Restaurant-goers usually pay hundreds of Euros to eat the creations of Massimo Bottura, but he will be serving poor Brazilians for free at the Olympics.
The 53-year-old Italian modernist chef owns Osteria Francescana in Modena, rated best in the world by Restaurant magazine this year.
He is known for dishes such as "An eel swimming up the Po River", or eel with polenta, Campanie apple jelly, burnt saba onion and charcoal salt. It will set you back 220 Euros at his restaurant, which has three Michelin stars.
In Rio de Janeiro, Bottura will be serving up scraps, and his customers won't pay a cent. The idea is to tackle the twin social ills of waste and poverty with one creative, delicious project, set against the backdrop of Rio de Janeiro's lush landscapes amid the excitement of the Olympics.
Bottura's ingredients will be garbage-bound surplus food donated by the catering companies at the Olympic park and athletes' village. He and a team of celebrity chefs plan to use that to make some 5,000 meals for some of the most "vulnerable" people in Brazil, a country plagued by poverty and inequality.
Their restaurant, called Refettorio Gastromotiva, will open Monday in the trendy Lapa neighborhood. The 108-seat restaurant is funded by corporate sponsors. Customers will be chosen by charities working in Rio's poorest neighbourhoods.
Doing mom proud
The restaurant was decorated by renowned Brazilian artist Vik Muniz, with furniture designed by the Campana brothers, icons of Brazilian design. It is the brainchild of Bottura, Brazilian chef and activist David Hertz and journalist Alexandra Forbes.
"I promised my mother I would use my fame to make invisible people visible. The time has come to give back to the world what it has given to me," said Bottura.
"We have an opportunity with this project, which is cultural, and not a charitable project, to fight wastefulness. If we change the way people think, we can help give birth to a new tradition," he told a press conference.
His kitchen team will include French chefs Alain Ducasse and Claude Troisgros, Spain's Andoni Aduriz and Brazilians Alex Atala, Felipe Bronze, Roberta Sudbrack and Rafa Costa e Silva. They will take turns cooking, setting the menu based on the ingredients available, which will be surplus food, not leftovers.

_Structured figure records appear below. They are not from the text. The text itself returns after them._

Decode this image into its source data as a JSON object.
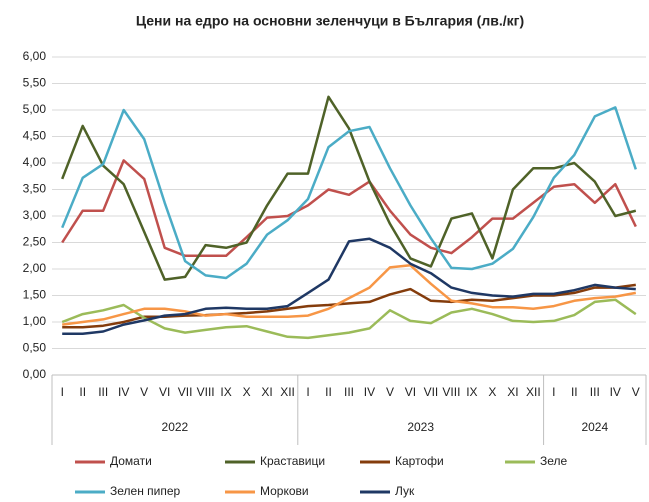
{
  "chart_data": {
    "type": "line",
    "title": "Цени на едро на основни зеленчуци в България (лв./кг)",
    "groups": [
      {
        "label": "2022",
        "categories": [
          "I",
          "II",
          "III",
          "IV",
          "V",
          "VI",
          "VII",
          "VIII",
          "IX",
          "X",
          "XI",
          "XII"
        ]
      },
      {
        "label": "2023",
        "categories": [
          "I",
          "II",
          "III",
          "IV",
          "V",
          "VI",
          "VII",
          "VIII",
          "IX",
          "X",
          "XI",
          "XII"
        ]
      },
      {
        "label": "2024",
        "categories": [
          "I",
          "II",
          "III",
          "IV",
          "V"
        ]
      }
    ],
    "ylim": [
      0,
      6
    ],
    "yticks": [
      {
        "value": 0,
        "label": "0,00"
      },
      {
        "value": 0.5,
        "label": "0,50"
      },
      {
        "value": 1,
        "label": "1,00"
      },
      {
        "value": 1.5,
        "label": "1,50"
      },
      {
        "value": 2,
        "label": "2,00"
      },
      {
        "value": 2.5,
        "label": "2,50"
      },
      {
        "value": 3,
        "label": "3,00"
      },
      {
        "value": 3.5,
        "label": "3,50"
      },
      {
        "value": 4,
        "label": "4,00"
      },
      {
        "value": 4.5,
        "label": "4,50"
      },
      {
        "value": 5,
        "label": "5,00"
      },
      {
        "value": 5.5,
        "label": "5,50"
      },
      {
        "value": 6,
        "label": "6,00"
      }
    ],
    "grid": true,
    "series": [
      {
        "name": "Домати",
        "color": "#c0504d",
        "values": [
          2.5,
          3.1,
          3.1,
          4.05,
          3.7,
          2.4,
          2.25,
          2.25,
          2.25,
          2.6,
          2.97,
          3.0,
          3.2,
          3.5,
          3.4,
          3.65,
          3.1,
          2.65,
          2.4,
          2.3,
          2.6,
          2.95,
          2.95,
          3.25,
          3.55,
          3.6,
          3.25,
          3.6,
          2.8
        ]
      },
      {
        "name": "Краставици",
        "color": "#4f6228",
        "values": [
          3.7,
          4.7,
          3.95,
          3.6,
          2.7,
          1.8,
          1.85,
          2.45,
          2.4,
          2.5,
          3.2,
          3.8,
          3.8,
          5.25,
          4.65,
          3.65,
          2.85,
          2.2,
          2.05,
          2.95,
          3.05,
          2.2,
          3.5,
          3.9,
          3.9,
          4.0,
          3.65,
          3.0,
          3.1
        ]
      },
      {
        "name": "Картофи",
        "color": "#843c0c",
        "values": [
          0.9,
          0.9,
          0.93,
          1.0,
          1.1,
          1.1,
          1.12,
          1.13,
          1.15,
          1.17,
          1.2,
          1.25,
          1.3,
          1.32,
          1.35,
          1.38,
          1.52,
          1.62,
          1.4,
          1.38,
          1.42,
          1.4,
          1.45,
          1.5,
          1.5,
          1.55,
          1.65,
          1.65,
          1.7
        ]
      },
      {
        "name": "Зеле",
        "color": "#9bbb59",
        "values": [
          1.0,
          1.15,
          1.22,
          1.32,
          1.08,
          0.88,
          0.8,
          0.85,
          0.9,
          0.92,
          0.82,
          0.72,
          0.7,
          0.75,
          0.8,
          0.88,
          1.22,
          1.02,
          0.98,
          1.18,
          1.25,
          1.15,
          1.02,
          1.0,
          1.02,
          1.13,
          1.38,
          1.42,
          1.15
        ]
      },
      {
        "name": "Зелен пипер",
        "color": "#4bacc6",
        "values": [
          2.78,
          3.72,
          3.98,
          5.0,
          4.45,
          3.25,
          2.15,
          1.88,
          1.83,
          2.1,
          2.65,
          2.92,
          3.32,
          4.3,
          4.6,
          4.68,
          3.9,
          3.2,
          2.58,
          2.02,
          2.0,
          2.1,
          2.38,
          2.98,
          3.72,
          4.15,
          4.88,
          5.05,
          3.88
        ]
      },
      {
        "name": "Моркови",
        "color": "#f79646",
        "values": [
          0.95,
          1.0,
          1.05,
          1.15,
          1.25,
          1.25,
          1.2,
          1.12,
          1.15,
          1.1,
          1.1,
          1.1,
          1.12,
          1.25,
          1.45,
          1.65,
          2.03,
          2.07,
          1.72,
          1.4,
          1.35,
          1.28,
          1.28,
          1.25,
          1.3,
          1.4,
          1.45,
          1.48,
          1.55
        ]
      },
      {
        "name": "Лук",
        "color": "#1f3864",
        "values": [
          0.78,
          0.78,
          0.82,
          0.95,
          1.03,
          1.12,
          1.15,
          1.25,
          1.27,
          1.25,
          1.25,
          1.3,
          1.55,
          1.8,
          2.52,
          2.57,
          2.4,
          2.1,
          1.92,
          1.65,
          1.55,
          1.5,
          1.48,
          1.53,
          1.53,
          1.6,
          1.7,
          1.65,
          1.62
        ]
      }
    ]
  }
}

Rio city hall has granted them the site free of charge for 10 years. After the Olympics and Paralympics, Refettorio Gastromotiva will operate as a culinary institute as well as a regular restaurant. Patrons paying to eat there will also donate a meal to someone in need, under the motto "buy lunch, give dinner," a spokeswoman said.
Co-founder David Hertz, who runs a "social gastronomy" charity in Brazil called Gastromotiva, said the project is more about changing the way people think than feeding them.
"We had never worked with the issue of food waste before. That's a legacy we'll leave," he said.
The project builds on a similar one, Refettorio Ambrosiano, that Bottura launched last year for the World's Fair in Milan. He is working on others in Los Angeles, New York and Montreal, to open next year.